House debates

Tuesday, 26 May 2015

Questions without Notice

Budget

2:53 pm

Photo of Chris BowenChris Bowen (McMahon, Australian Labor Party, Shadow Treasurer) Share this | | Hansard source

My question is to the Prime Minister. I refer to the Prime Minister's own budget papers, which show the cost to the budget of superannuation tax concessions outstripping the cost of the age pension in just four years. Given most of these concessions go to high-income earners, how is this either fair or sustainable?

Photo of Joe HockeyJoe Hockey (North Sydney, Liberal Party, Treasurer) Share this | | Hansard source

I would say to the honourable member, as he has said previously, that people want stability and certainty around the rules governing superannuation. He wants to have it both ways. Before the last election he said there will be stability and certainty for five years, and now, for the second time, he is proposing changes within that five-year time frame. The fact is, Australian superannuants are now facing lower economic returns—lower returns on investment—than they would have expected some time ago, because of lower global interest rates. The Governor of the Reserve Bank has said that. Central bankers around the world are saying that. We are facing a period when we are going to have lower returns than may have been previously expected. That is one of the reasons why the coalition is determined not to impose any new taxes on superannuation, because when people are getting low returns they will get even lower returns if the government comes along and takes money off them.

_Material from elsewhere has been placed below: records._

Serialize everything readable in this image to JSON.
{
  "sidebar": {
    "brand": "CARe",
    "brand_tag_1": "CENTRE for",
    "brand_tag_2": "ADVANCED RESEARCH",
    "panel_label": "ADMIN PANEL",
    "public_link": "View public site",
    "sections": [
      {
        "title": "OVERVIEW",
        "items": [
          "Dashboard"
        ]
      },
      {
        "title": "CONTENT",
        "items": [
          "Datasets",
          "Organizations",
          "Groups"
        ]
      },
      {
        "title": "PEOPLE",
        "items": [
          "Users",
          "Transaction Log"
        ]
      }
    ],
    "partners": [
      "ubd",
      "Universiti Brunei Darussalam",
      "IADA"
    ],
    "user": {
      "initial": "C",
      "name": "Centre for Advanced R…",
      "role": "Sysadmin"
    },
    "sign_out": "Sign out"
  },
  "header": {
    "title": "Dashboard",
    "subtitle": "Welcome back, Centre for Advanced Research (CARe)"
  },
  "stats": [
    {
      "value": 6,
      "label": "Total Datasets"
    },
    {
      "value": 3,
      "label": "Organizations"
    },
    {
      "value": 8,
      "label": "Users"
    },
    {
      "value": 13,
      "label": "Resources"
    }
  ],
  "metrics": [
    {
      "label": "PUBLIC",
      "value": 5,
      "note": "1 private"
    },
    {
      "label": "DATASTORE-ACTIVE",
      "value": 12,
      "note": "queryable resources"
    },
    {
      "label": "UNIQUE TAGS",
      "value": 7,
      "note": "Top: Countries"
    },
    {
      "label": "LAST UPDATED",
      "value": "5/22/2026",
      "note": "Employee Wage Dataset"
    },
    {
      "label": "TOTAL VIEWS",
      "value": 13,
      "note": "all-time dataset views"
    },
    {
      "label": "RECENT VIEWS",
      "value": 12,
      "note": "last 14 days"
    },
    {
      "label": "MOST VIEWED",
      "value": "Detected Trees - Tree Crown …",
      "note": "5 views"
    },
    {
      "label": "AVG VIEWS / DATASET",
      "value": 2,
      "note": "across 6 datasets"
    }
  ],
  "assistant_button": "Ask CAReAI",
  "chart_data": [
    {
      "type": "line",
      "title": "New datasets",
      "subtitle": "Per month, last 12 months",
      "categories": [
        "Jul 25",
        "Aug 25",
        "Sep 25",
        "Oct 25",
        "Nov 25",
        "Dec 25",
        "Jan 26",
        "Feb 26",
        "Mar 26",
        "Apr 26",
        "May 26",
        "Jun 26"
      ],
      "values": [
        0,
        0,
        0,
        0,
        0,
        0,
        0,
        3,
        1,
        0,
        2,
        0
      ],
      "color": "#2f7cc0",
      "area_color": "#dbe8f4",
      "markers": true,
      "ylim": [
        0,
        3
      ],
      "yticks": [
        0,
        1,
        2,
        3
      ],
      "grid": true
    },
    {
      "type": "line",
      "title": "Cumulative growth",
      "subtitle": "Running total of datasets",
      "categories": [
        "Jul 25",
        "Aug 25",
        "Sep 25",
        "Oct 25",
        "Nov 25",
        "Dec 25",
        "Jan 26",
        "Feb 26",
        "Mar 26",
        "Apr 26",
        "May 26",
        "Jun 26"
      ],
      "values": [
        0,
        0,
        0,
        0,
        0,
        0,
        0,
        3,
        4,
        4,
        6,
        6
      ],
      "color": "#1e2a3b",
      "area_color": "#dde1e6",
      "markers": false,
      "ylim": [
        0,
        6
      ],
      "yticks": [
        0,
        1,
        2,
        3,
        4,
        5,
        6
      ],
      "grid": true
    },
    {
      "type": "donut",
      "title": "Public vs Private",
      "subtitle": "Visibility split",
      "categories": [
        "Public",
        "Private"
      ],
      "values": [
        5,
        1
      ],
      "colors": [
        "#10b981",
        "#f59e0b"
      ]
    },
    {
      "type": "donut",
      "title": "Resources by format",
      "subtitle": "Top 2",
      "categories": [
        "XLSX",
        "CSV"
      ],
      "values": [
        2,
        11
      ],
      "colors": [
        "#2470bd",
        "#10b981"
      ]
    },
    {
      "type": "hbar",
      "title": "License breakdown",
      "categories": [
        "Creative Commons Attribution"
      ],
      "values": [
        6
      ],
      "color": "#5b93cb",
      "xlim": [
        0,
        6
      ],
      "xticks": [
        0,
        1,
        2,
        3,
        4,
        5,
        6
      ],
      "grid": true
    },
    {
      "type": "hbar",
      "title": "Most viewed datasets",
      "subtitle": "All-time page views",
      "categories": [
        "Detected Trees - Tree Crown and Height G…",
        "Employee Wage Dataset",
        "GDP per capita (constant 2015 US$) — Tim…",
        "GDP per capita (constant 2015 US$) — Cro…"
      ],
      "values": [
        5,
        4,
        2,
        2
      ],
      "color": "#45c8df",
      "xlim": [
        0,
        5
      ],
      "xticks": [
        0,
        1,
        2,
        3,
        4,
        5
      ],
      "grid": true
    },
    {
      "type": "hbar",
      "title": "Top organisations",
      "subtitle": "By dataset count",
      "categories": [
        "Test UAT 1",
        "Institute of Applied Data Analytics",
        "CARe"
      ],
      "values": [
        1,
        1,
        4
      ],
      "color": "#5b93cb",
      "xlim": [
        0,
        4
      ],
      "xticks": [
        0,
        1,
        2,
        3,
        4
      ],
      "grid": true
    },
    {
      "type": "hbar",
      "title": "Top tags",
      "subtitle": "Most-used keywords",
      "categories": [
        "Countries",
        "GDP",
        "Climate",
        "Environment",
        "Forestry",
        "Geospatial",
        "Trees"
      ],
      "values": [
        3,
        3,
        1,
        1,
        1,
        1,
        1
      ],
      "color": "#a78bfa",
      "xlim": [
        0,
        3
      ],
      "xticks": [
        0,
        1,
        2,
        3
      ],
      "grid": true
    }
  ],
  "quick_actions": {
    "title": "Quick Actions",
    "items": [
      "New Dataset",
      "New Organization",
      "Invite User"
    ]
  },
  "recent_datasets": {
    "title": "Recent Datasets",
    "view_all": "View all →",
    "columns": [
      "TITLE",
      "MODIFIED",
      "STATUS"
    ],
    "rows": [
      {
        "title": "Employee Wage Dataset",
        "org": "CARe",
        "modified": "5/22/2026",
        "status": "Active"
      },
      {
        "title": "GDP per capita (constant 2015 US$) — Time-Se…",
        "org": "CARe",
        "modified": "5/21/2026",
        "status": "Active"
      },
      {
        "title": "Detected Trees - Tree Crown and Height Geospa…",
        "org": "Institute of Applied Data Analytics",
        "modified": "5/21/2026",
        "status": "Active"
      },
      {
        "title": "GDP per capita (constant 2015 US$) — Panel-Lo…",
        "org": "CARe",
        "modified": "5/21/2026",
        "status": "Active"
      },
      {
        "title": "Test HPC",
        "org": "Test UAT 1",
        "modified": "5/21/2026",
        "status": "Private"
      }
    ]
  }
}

But that is exactly what the Labor Party wants to do. The Labor Party has announced that they are going to introduce a new tax on Australian superannuation. Why are they doing that? Because, as I have been saying for more than 12 months now, they are in a policy cul-de-sac. They are going around the country pledging everything to everyone. They are opposing every possible saving, even the savings they took to the last election, and they now, as they get closer to an election, find themselves in a policy cul-de-sac where they have made promises they cannot deliver, made pledges they cannot afford and proposed savings that are not deliverable.

How do we know that? Because we are keeping a tab. Labor has made $58.6 billion of promises, and not one dollar of saving is going to deliver that. They have a multinational tax proposal that everyone rubbishes and that they will not release the assumptions on. They have a plan on superannuation—damn right they do; that you can believe. They will be imposing a tax on your superannuation. And when it comes to everything else, they are even opposing the savings that they took to the last election—savings that improved the budget bottom line, that they fought an election on, and that they are now voting against in the Senate. In this place, you have to be consistent. You have to be predictable. The problem for the Labor Party is they have a weak leader—an insipid leader; a man that runs around the country more worried about protecting his own hide than protecting the interests of the Australian people.